Companheiro, morto desassombrado, rosácea ensolarada
Quem senão eu, te cantará primeiro. Quem senão eu
Pontilhada de chagas, eu que tanto te amei, eu
Que bebi na tua boca a fúria de umas águas
Eu, que mastiguei tuas conquistas e que depois chorei
Porque dizias: "amor de mis entrañas, viva muerte".
Ah se soubesses como ficou difícil a Poesia.
Triste garganta o nosso tempo, TRISTE TRISTE.
E mais um tempo, nem será lícito ao poeta ter memória
E cantar de repente: "os arados van e vén
desde a Santiago a Belén".
Os cardos, companheiro, a aspereza, o luto
A tua morte outra vez, a nossa morte, assim o mundo.
Que dor de te saber tão morto. Alguns dirão:
Mas está vivo, não vês? Está vivo! Se todos o celebram
Se tu cantas ESTÁS MORTO. Sabes por que?
"El pasado se pone
su coraza de hierro y tapa sus oídos
con algodon del viento. Nunca podrá arrancársele um secreto."

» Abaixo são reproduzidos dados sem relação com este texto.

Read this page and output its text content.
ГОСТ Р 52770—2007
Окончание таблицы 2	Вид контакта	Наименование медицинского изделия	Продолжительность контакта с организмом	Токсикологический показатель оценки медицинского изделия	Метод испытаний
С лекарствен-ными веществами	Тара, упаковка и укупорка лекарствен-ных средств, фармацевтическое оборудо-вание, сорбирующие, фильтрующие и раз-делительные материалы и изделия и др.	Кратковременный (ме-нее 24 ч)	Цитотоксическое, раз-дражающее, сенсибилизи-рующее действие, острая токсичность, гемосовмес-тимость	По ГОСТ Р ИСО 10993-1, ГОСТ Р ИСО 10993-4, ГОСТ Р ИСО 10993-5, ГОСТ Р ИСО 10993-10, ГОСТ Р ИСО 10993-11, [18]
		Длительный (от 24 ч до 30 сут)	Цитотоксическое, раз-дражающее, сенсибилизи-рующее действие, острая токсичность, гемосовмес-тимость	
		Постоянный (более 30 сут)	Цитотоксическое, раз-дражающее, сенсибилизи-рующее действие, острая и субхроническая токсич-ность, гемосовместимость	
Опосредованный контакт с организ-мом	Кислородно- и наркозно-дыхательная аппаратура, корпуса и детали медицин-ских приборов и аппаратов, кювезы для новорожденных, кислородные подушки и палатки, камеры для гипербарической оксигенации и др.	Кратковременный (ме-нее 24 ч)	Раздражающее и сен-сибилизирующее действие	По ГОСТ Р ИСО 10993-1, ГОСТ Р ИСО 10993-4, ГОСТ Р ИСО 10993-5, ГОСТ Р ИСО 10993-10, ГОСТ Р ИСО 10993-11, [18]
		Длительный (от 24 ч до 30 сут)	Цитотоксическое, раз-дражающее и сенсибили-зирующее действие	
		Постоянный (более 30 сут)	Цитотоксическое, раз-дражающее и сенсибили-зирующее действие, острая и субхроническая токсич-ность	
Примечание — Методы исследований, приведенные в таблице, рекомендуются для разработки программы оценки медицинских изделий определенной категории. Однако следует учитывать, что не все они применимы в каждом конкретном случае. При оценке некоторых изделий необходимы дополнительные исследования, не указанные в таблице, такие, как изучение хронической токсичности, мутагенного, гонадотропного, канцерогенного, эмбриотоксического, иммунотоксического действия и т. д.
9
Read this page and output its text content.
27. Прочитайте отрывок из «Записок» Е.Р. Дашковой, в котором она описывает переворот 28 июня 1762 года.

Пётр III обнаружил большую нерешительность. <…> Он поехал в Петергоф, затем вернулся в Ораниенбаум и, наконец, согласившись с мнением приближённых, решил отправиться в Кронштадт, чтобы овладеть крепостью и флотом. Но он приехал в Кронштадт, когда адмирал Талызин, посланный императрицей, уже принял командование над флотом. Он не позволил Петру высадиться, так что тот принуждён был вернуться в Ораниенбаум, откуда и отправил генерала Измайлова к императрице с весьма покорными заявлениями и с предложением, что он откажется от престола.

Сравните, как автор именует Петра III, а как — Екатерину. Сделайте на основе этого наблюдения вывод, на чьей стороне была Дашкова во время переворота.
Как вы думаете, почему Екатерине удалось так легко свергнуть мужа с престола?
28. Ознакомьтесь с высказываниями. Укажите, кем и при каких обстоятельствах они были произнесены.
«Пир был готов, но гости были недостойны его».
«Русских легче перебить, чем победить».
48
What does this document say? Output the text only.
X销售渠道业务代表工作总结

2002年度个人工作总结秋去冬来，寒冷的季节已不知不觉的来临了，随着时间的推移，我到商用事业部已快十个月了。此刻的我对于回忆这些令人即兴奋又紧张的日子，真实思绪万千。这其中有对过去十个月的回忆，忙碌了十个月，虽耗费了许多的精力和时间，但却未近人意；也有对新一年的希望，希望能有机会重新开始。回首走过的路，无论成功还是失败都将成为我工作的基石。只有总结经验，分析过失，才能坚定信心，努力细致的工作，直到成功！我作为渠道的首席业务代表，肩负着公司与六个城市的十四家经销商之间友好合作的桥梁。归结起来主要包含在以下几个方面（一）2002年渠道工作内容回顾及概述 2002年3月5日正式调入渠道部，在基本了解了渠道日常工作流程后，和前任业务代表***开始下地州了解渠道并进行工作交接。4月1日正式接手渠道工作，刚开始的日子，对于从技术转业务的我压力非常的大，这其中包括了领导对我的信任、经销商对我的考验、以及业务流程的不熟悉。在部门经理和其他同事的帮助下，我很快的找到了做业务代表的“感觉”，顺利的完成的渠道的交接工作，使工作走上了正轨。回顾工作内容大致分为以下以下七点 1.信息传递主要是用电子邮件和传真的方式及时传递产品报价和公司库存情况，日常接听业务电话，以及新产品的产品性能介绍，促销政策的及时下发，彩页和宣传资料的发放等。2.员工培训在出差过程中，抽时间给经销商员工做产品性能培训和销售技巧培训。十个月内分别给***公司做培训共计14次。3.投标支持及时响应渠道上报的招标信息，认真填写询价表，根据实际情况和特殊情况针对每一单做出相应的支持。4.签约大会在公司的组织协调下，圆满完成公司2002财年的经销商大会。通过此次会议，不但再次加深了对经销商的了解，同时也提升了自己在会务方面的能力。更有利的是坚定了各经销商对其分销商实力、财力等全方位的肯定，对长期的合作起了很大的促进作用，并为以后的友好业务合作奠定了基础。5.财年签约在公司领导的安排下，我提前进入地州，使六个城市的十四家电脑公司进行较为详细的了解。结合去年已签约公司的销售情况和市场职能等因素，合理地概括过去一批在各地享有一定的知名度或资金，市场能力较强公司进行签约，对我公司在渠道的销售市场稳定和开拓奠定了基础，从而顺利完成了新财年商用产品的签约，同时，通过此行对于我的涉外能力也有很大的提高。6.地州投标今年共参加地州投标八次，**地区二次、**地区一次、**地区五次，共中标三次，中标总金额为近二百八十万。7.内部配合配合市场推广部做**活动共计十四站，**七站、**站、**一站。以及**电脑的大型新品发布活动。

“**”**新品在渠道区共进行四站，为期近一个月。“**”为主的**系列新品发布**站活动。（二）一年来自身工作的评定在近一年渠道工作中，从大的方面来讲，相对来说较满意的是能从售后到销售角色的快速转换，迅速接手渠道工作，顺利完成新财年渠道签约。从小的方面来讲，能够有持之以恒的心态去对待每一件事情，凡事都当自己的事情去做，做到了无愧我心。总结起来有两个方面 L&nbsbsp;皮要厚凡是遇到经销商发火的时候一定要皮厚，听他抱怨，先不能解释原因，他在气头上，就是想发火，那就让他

E o futuro é de sangue, de aço, de vaidade. E vermelhos
Azuis, brancos e amarelos hão de gritar: morte aos poetas!
Morte a todos aqueles de lúcidas artérias, tatuados
De infância, o plexo aberto, exposto aos lobos. Irmão.
Companheiro. Que dor de te saber tão morto.
[In: Palavra de Mulher, Rio de Janeiro: Fontana, 1979, p. 167]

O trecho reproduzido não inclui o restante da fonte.